Title

Migrant Farmworkers in the United States (Part 3)

Saturday, May 01, 1993
United States

At the 1992 Helsinki Summit, previously limited references to migrant workers were expanded, and the heads of state or government mandated the newly established Office for Democratic Institutions and Human Rights to convene a seminar on migrant workers.  In the context of this expanded OSCE focus, the Helsinki Commission organized five days of public briefings examining: farm labor economics, demographics and living conditions, health and safety concerns, farmworker children's issues, and possible strategies for addressing problems facing farmworkers, their families and their employers. Those briefings were held on July 20, 1992; October 9, 1992; February 19, 1993; March 1, 1993; and April 8, 1993. The Commission subsequently published the briefing transcripts along with materials for the records submitted by the panelists. In addition, the Commission held a briefing on April 21, 1993, to hear from participants in that first OSCE seminar on migrant workers. The first four briefings were published on the Commission website in May 1993.​

Agriculture consistently ranks as one of the three most dangerous occupations in the United States, along with mining and construction.

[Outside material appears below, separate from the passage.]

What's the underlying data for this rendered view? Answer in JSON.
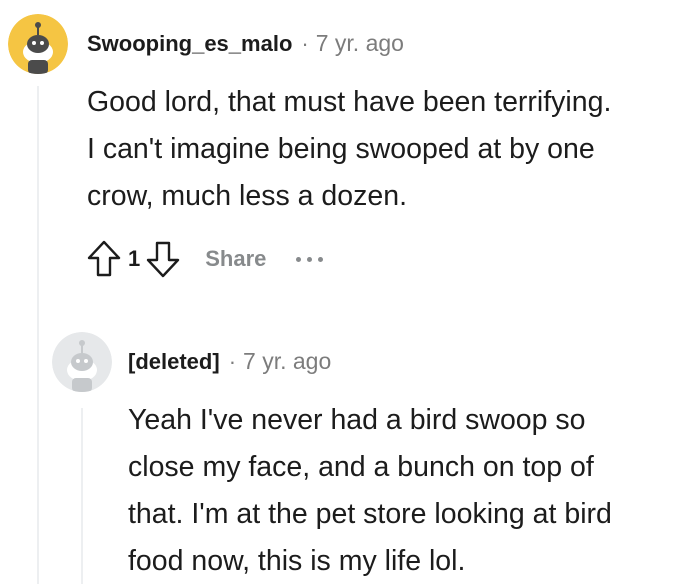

The hired farmworker men, women, and children who tend and harvest our nation's crops face a number of hazards in the workplace. For example, transportation of farmworkers to and from the fields in overcrowded trucks and vans which have had all seats and seat belts removed in order to pack in as many workers as possible, and which are driven by unlicensed, uninsured, and intoxicated drivers has resulted in vehicle overturns and crashes in which dozens of workers have been killed or maimed.

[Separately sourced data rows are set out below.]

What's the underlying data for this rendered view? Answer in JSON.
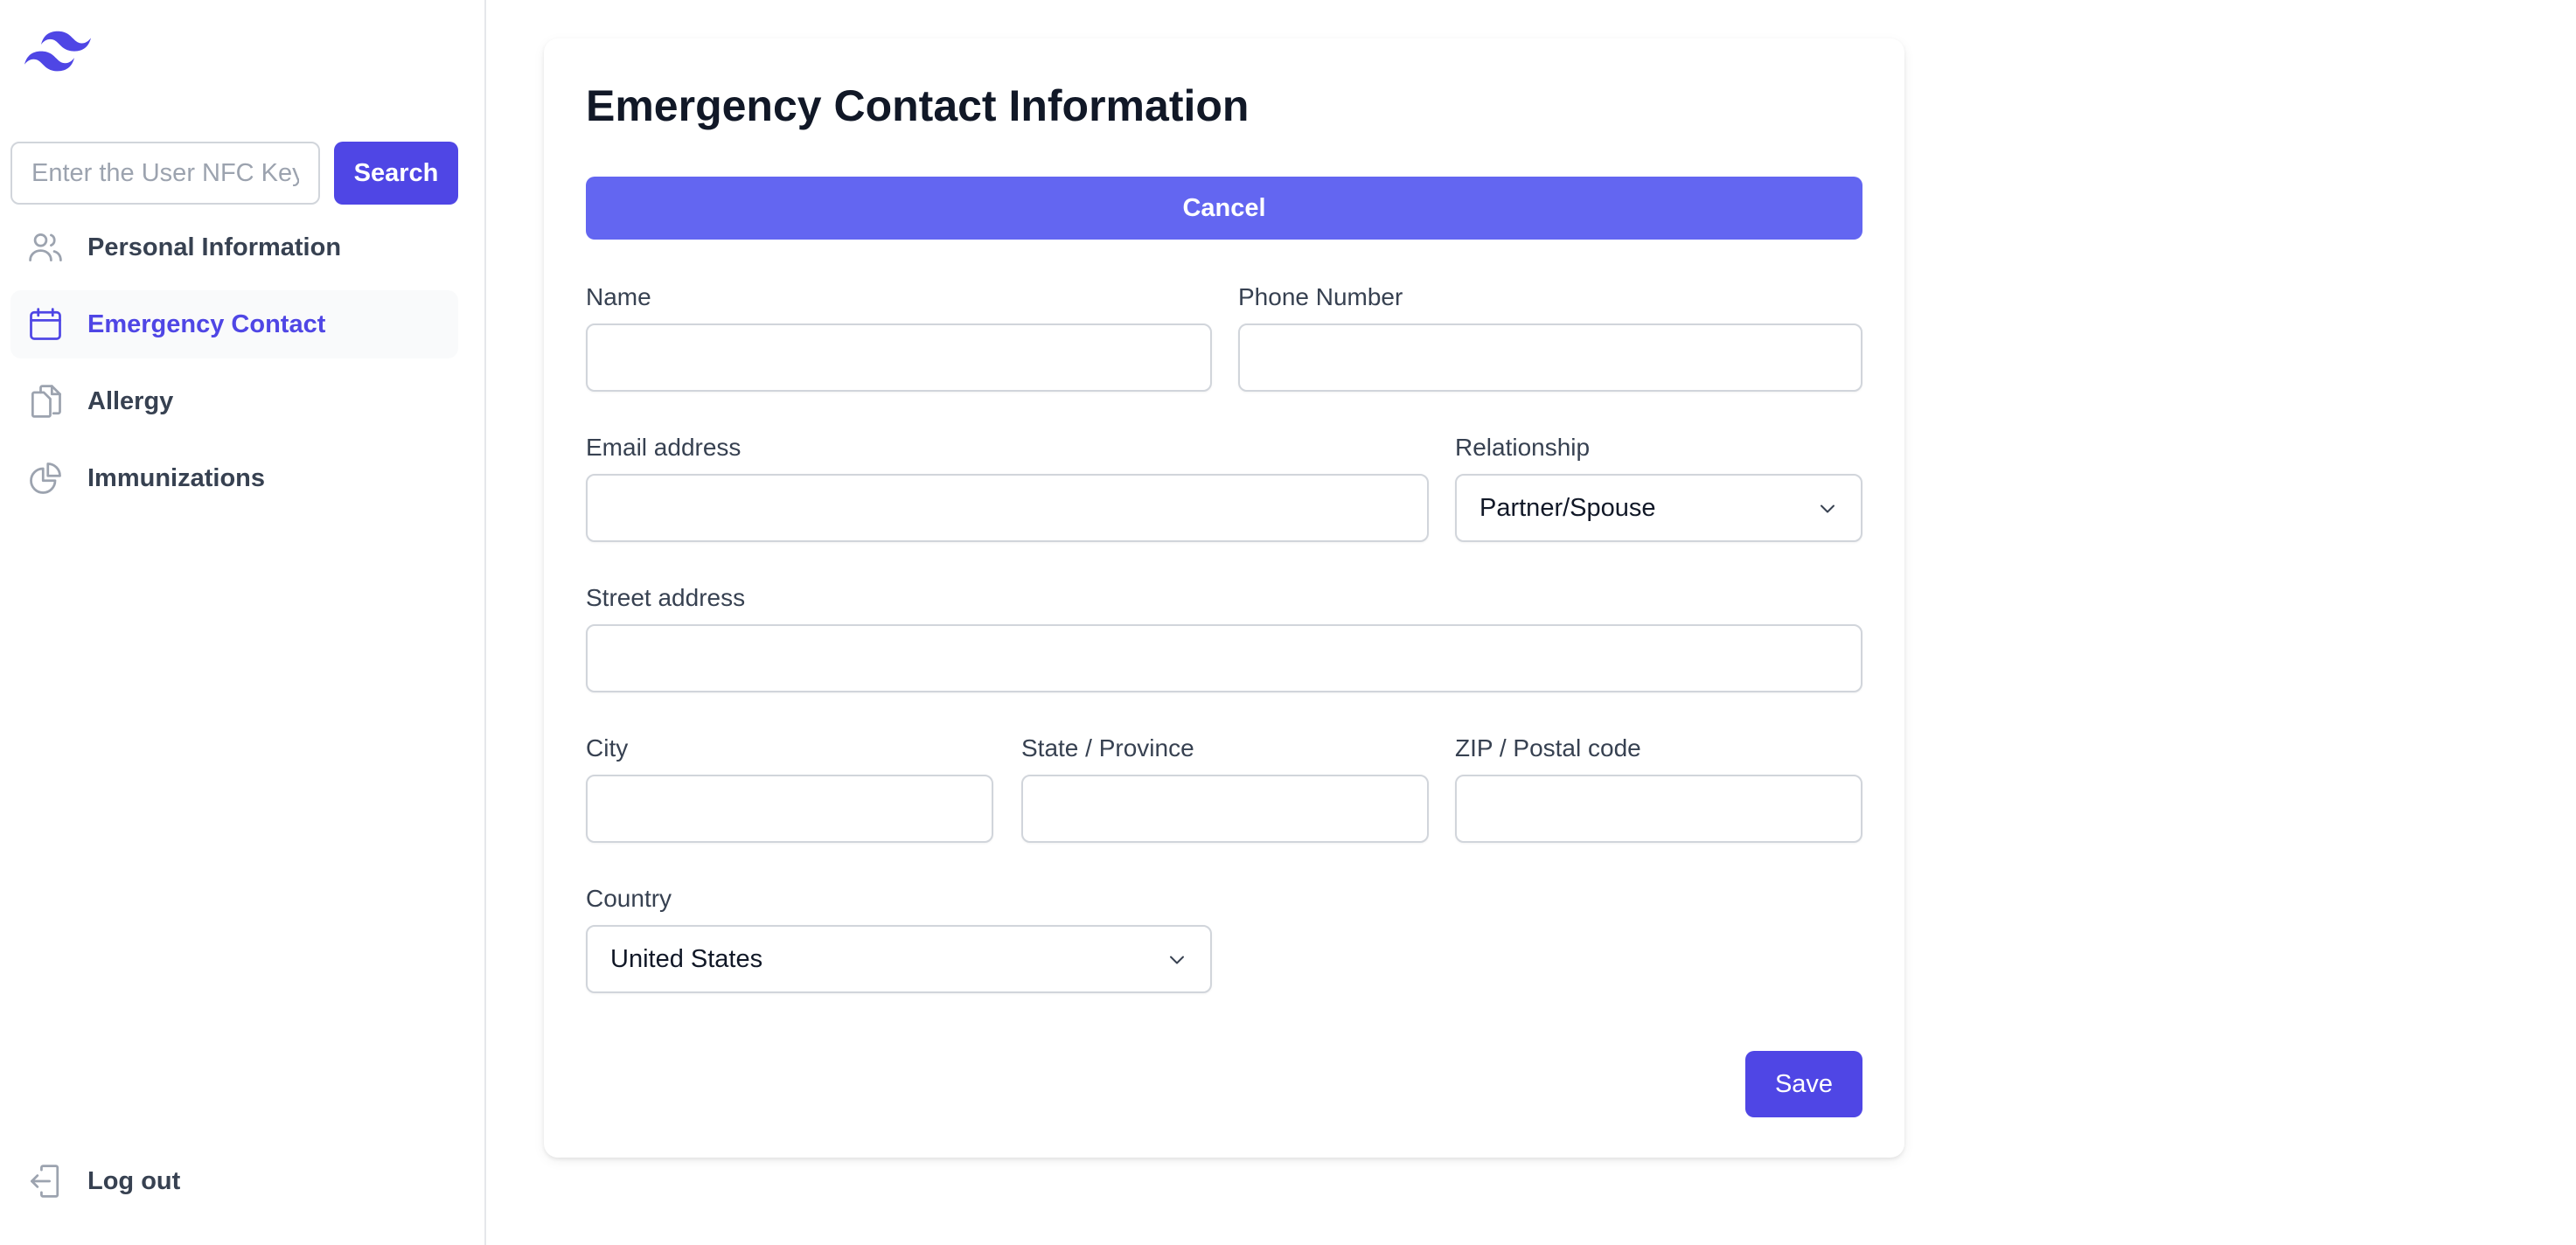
{
  "colors": {
    "accent": "#4f46e5",
    "cancel_bg": "#6366f1",
    "text_primary": "#111827",
    "text_muted": "#374151",
    "border": "#d1d5db"
  },
  "sidebar": {
    "logo_icon": "wave-logo-icon",
    "search": {
      "placeholder": "Enter the User NFC Key",
      "value": "",
      "button_label": "Search"
    },
    "items": [
      {
        "label": "Personal Information",
        "icon": "users-icon",
        "active": false
      },
      {
        "label": "Emergency Contact",
        "icon": "calendar-icon",
        "active": true
      },
      {
        "label": "Allergy",
        "icon": "documents-icon",
        "active": false
      },
      {
        "label": "Immunizations",
        "icon": "pie-chart-icon",
        "active": false
      }
    ],
    "logout_label": "Log out",
    "logout_icon": "logout-icon"
  },
  "main": {
    "title": "Emergency Contact Information",
    "cancel_label": "Cancel",
    "fields": {
      "name": {
        "label": "Name",
        "value": ""
      },
      "phone": {
        "label": "Phone Number",
        "value": ""
      },
      "email": {
        "label": "Email address",
        "value": ""
      },
      "relationship": {
        "label": "Relationship",
        "value": "Partner/Spouse"
      },
      "street": {
        "label": "Street address",
        "value": ""
      },
      "city": {
        "label": "City",
        "value": ""
      },
      "state": {
        "label": "State / Province",
        "value": ""
      },
      "zip": {
        "label": "ZIP / Postal code",
        "value": ""
      },
      "country": {
        "label": "Country",
        "value": "United States"
      }
    },
    "save_label": "Save"
  }
}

Pesticide poisoning, falls from ladders, back strain from heavy lifting and prolonged bending, and farm machinery-related injuries and deaths are other hazards. Where workers lack drinking water, toilets, and wash water in the fields -- and evidence shows that only a small percentage of farm employers fully comply with the federal field sanitation regulations -- workers face an increased risk of contracting parasitic infections and other communicable diseases as well as of developing urinary tract infections, and suffering heat stroke or pesticide poisoning. Overcrowded, unsanitary living and working conditions make tuberculosis a growing occupational risk for farmworkers.